The Good and Bad Parents in Teaching

July 28, 2019

Working with parents is one of the jobs teachers have a love/hate relationship with. You can have a good or bad relationship with parents. There are a lot of variables that can make a good or bad situation with parents.

I have parents that I have developed long-lasting friendships with long after their kids have left my tutelage. They are my friends. I have lunch with them. I am friends with them on Facebook. They continue to keep me apprised of their children’s lives even after they have left me. I get Christmas cards and graduation announcements for college graduations from parents.

Those relationships were established by building trust. I worked hard to show I truly cared about their students. Students on my caseload, the students I write IEPs for, and students in my class, become my children, my babies for life. They become a part of my life. I take care of them and treasure them. I treat them as my children. I look after them and care for them. I try to convey this to the parents of my students. I try to go up and beyond for my parents.

Many of my student’s parents have my personal cell phone number. They know they can reach me at any time of the day, usually by text. Nobody has ever abused this system. I have received phone calls in the evening and on weekends but never at midnight. I am diligent in returning phone calls. This builds trust with my parents.

In saying all this, there are a select few I do not give my number to. It just wasn’t an option. Some parents, you can’t build trust no matter how hard you try. They think you are the enemy.

I have had parents tell me to go fuck myself. Fuck off. And that I’m a piece of shit. All of this is in the service of their child.

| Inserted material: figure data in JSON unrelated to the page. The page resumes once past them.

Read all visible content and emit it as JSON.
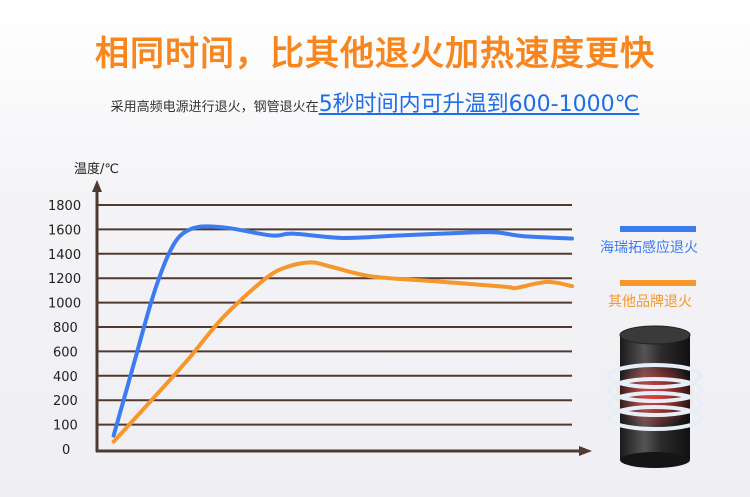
{
  "title": "相同时间，比其他退火加热速度更快",
  "subtitle": {
    "prefix": "采用高频电源进行退火，钢管退火在",
    "highlight": "5秒时间内可升温到600-1000℃"
  },
  "colors": {
    "title": "#f7861f",
    "highlight": "#1e6ee8",
    "axis": "#4e3a30"
  },
  "chart_data": {
    "type": "line",
    "title": "",
    "ylabel": "温度/℃",
    "xlabel": "",
    "y_ticks": [
      0,
      100,
      200,
      400,
      600,
      800,
      1000,
      1200,
      1400,
      1600,
      1800
    ],
    "ylim": [
      0,
      1800
    ],
    "grid": true,
    "legend_position": "right",
    "series": [
      {
        "name": "海瑞拓感应退火",
        "color": "#3d7cf0",
        "points": [
          [
            3.3,
            55
          ],
          [
            7.5,
            490
          ],
          [
            11.3,
            1015
          ],
          [
            14.2,
            1335
          ],
          [
            16.7,
            1520
          ],
          [
            19.4,
            1600
          ],
          [
            22.5,
            1625
          ],
          [
            27.8,
            1610
          ],
          [
            36.7,
            1550
          ],
          [
            41.1,
            1565
          ],
          [
            51.6,
            1530
          ],
          [
            63.5,
            1550
          ],
          [
            78.5,
            1575
          ],
          [
            84.3,
            1575
          ],
          [
            89.6,
            1545
          ],
          [
            100,
            1525
          ]
        ]
      },
      {
        "name": "其他品牌退火",
        "color": "#f5972b",
        "points": [
          [
            3.3,
            30
          ],
          [
            11.3,
            200
          ],
          [
            18.8,
            525
          ],
          [
            26.3,
            875
          ],
          [
            35.1,
            1190
          ],
          [
            39.7,
            1290
          ],
          [
            44.9,
            1330
          ],
          [
            48.6,
            1300
          ],
          [
            57.6,
            1215
          ],
          [
            71,
            1175
          ],
          [
            85.8,
            1130
          ],
          [
            88.1,
            1120
          ],
          [
            94.8,
            1170
          ],
          [
            100,
            1135
          ]
        ]
      }
    ]
  }
}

We have had rather interesting parents over the years. I had a student who was constantly swearing at me and the other kids. In the meeting, to discuss his behavior, I told his father that he was cursing a lot.

Dad said, “He has T-Rex disease.”

Confused, I responded, “Excuse me. What?”

Again he said, “T-Rex disease. He has T-Rex disease.”

Completely baffled, I asked again. “What’s that again?”

His wife smacked him and said, “Tourette’s. He has Tourette’s.”

Dad said, “Yeah, that’s what I said. T-Rex.”

Dead faced. I just nodded.

His son definitely did not have Tourette’s when he called me a bitch and told me to shut the fuck up.

These parents did not trust anything we did. It was a difficult working relationship. The child was difficult as well. It was a difficult working environment. It’s difficult when there’s no trust and we are all trying to do what’s best for the child.

Another parent we had loved to draw out IEP meetings. His daughter was very sweet. The dad was very challenging. The meeting did not go the way he wanted. We did what was in the best interest of the child. Short of doing dolphin therapy, we are very accommodating for our students on campus. This father was very unreasonable.

We concluded the meeting and he refused to move. When he decided to leave, he blocked the door and wouldn’t let the principal out of the door. The father was a very large man, think Hagrid from Harry Potter, and our principal is not a large man.

Once the father had allowed the principal to escort him out the door and kick him off campus. We all sat in the room talking about the meeting. It occurred to me, that someone probably should have my principal’s back in case the father got violent.

I rushed out of the room and chased them out to the parking lot. As I get to the parking lot my principal is waving goodbye to the father, who is cramming his very large body into a compact car.

“Have a nice day, Mr. Smith!” My principal shouted with a smile.

“Fuck you prick!” The father shouted. Flipping him off with two middle fingers raised.

“Have a nice day!” My principal continued to smile and wave. He waved and smiled until the car backed out and left the parking lot.

I let out a roaring laugh.

Not all parents are on our side. Some we cannot win over. Some of these families do not have good experiences with schools and have learned not to trust schools. I hope we can change their minds.

We are all here for one purpose. The student. The student is the reason we are all here.

With hard work and building of trust, I hope to win over my families. I hope to make new friendships and gain new friends for life.